Following the years of 2015-2016, Nichol’s publication of "Using Heritage to Engage Antarctic Tourists with Climate Change" allowed for the conclusion that tourism is an effective way to increase awareness of the effects of climate change in the Antarctic region; thereby initiating a greater spread of knowledge about the negative effects taking place in the ice regions of our world.

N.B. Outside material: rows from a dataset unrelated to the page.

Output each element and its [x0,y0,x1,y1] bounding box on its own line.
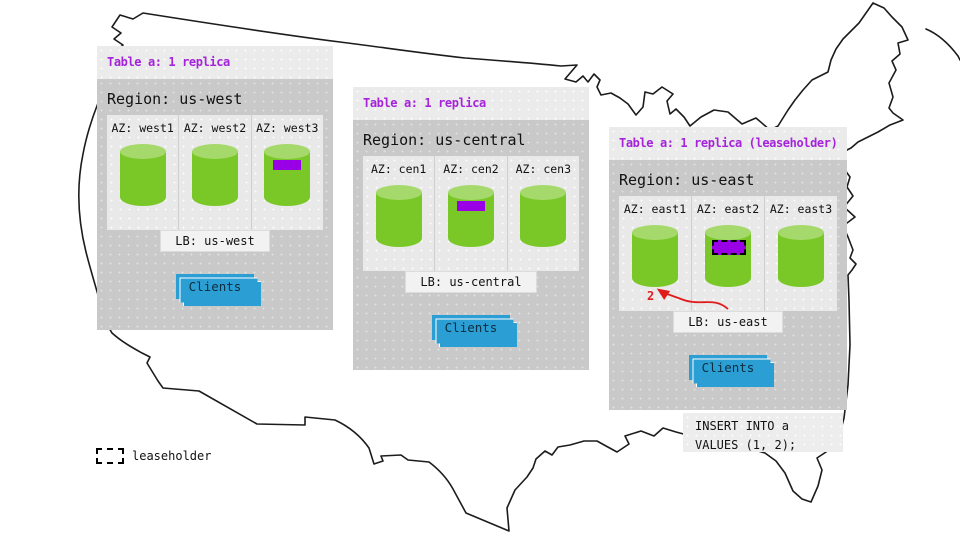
az-label: AZ: west3 [256,121,319,135]
leaseholder-range-chip [712,240,746,255]
database-cylinder [191,144,238,206]
region-panel-body: Region: us-west AZ: west1 AZ: west2 AZ: … [97,79,333,330]
az-label: AZ: east2 [696,202,760,216]
clients-button: Clients [175,274,255,299]
clients-button: Clients [688,355,768,380]
az-row: AZ: west1 AZ: west2 AZ: west3 [107,115,323,230]
leaseholder-swatch-icon [96,448,124,464]
clients-row: Clients [97,274,333,299]
database-cylinder [778,225,824,287]
az-label: AZ: cen3 [515,162,572,176]
load-balancer-box: LB: us-central [405,271,537,293]
az-label: AZ: cen2 [443,162,499,176]
load-balancer-box: LB: us-west [160,230,270,252]
az-cell-east1: AZ: east1 [619,196,691,311]
lb-row: LB: us-west [97,230,333,252]
sql-insert-box: INSERT INTO a VALUES (1, 2); [683,413,843,452]
az-cell-cen2: AZ: cen2 [434,156,506,271]
load-balancer-box: LB: us-east [673,311,783,333]
az-row: AZ: east1 AZ: east2 AZ: east3 [619,196,837,311]
region-title: Region: us-west [107,90,243,108]
region-panel-body: Region: us-central AZ: cen1 AZ: cen2 AZ:… [353,120,589,370]
az-cell-cen3: AZ: cen3 [506,156,579,271]
database-cylinder [632,225,678,287]
az-label: AZ: east1 [623,202,687,216]
region-title: Region: us-east [619,171,755,189]
database-cylinder [447,185,494,247]
replica-range-chip [456,201,485,211]
az-cell-east3: AZ: east3 [764,196,837,311]
az-label: AZ: west1 [111,121,174,135]
region-title: Region: us-central [363,131,526,149]
database-cylinder [705,225,751,287]
clients-row: Clients [353,315,589,340]
database-cylinder [520,185,567,247]
clients-row: Clients [609,355,847,380]
clients-button: Clients [431,315,511,340]
database-cylinder [375,185,422,247]
az-label: AZ: west2 [183,121,247,135]
legend: leaseholder [96,448,211,464]
region-panel-us-west: Table a: 1 replica Region: us-west AZ: w… [97,46,333,330]
table-replica-header: Table a: 1 replica [97,46,333,79]
database-cylinder [119,144,166,206]
lb-row: LB: us-east [609,311,847,333]
az-cell-cen1: AZ: cen1 [363,156,434,271]
northeast-coast-stroke [925,28,960,61]
region-panel-body: Region: us-east AZ: east1 AZ: east2 AZ: … [609,160,847,410]
sql-line-2: VALUES (1, 2); [695,437,797,452]
az-label: AZ: east3 [769,202,833,216]
az-cell-east2: AZ: east2 [691,196,764,311]
az-label: AZ: cen1 [370,162,427,176]
legend-label: leaseholder [132,449,212,463]
az-cell-west2: AZ: west2 [178,115,250,230]
database-cylinder [264,144,311,206]
region-panel-us-east: Table a: 1 replica (leaseholder) Region:… [609,127,847,410]
table-replica-header: Table a: 1 replica [353,87,589,120]
az-cell-west1: AZ: west1 [107,115,178,230]
region-panel-us-central: Table a: 1 replica Region: us-central AZ… [353,87,589,370]
az-row: AZ: cen1 AZ: cen2 AZ: cen3 [363,156,579,271]
lb-row: LB: us-central [353,271,589,293]
replica-range-chip [273,160,302,170]
sql-line-1: INSERT INTO a [695,419,789,433]
table-leaseholder-header: Table a: 1 replica (leaseholder) [609,127,847,160]
az-cell-west3: AZ: west3 [250,115,323,230]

In 2018, along with a team of researchers, Camilla became invested in a long-term study of penguins in the Antarctic region. Focusing mainly on the Gentoo Penguin (Pygoscelis papua), they were able to scrutinize the population trends of that particular species at a major tourist site in the Antarctic - Goudier Island.

==Select publications==
- Nichol, C., 2017. "Using Heritage to Engage Antarctic Tourists with Climate Change", in Handbook of Climate Change Communication (Vol 2), 305-315.
- Dunn, M. J., Forcada, J., Jackson, J. A., Waluda, C. M., Nichol, C., and Trathan, N. 2019. "A long-term study of gentoo penguin (Pygoscelis papua) population trends at a major Antarctic tourist site, Goudier Island, Port Lockroy", Biodiversity and Conservation 28(1), 37-53.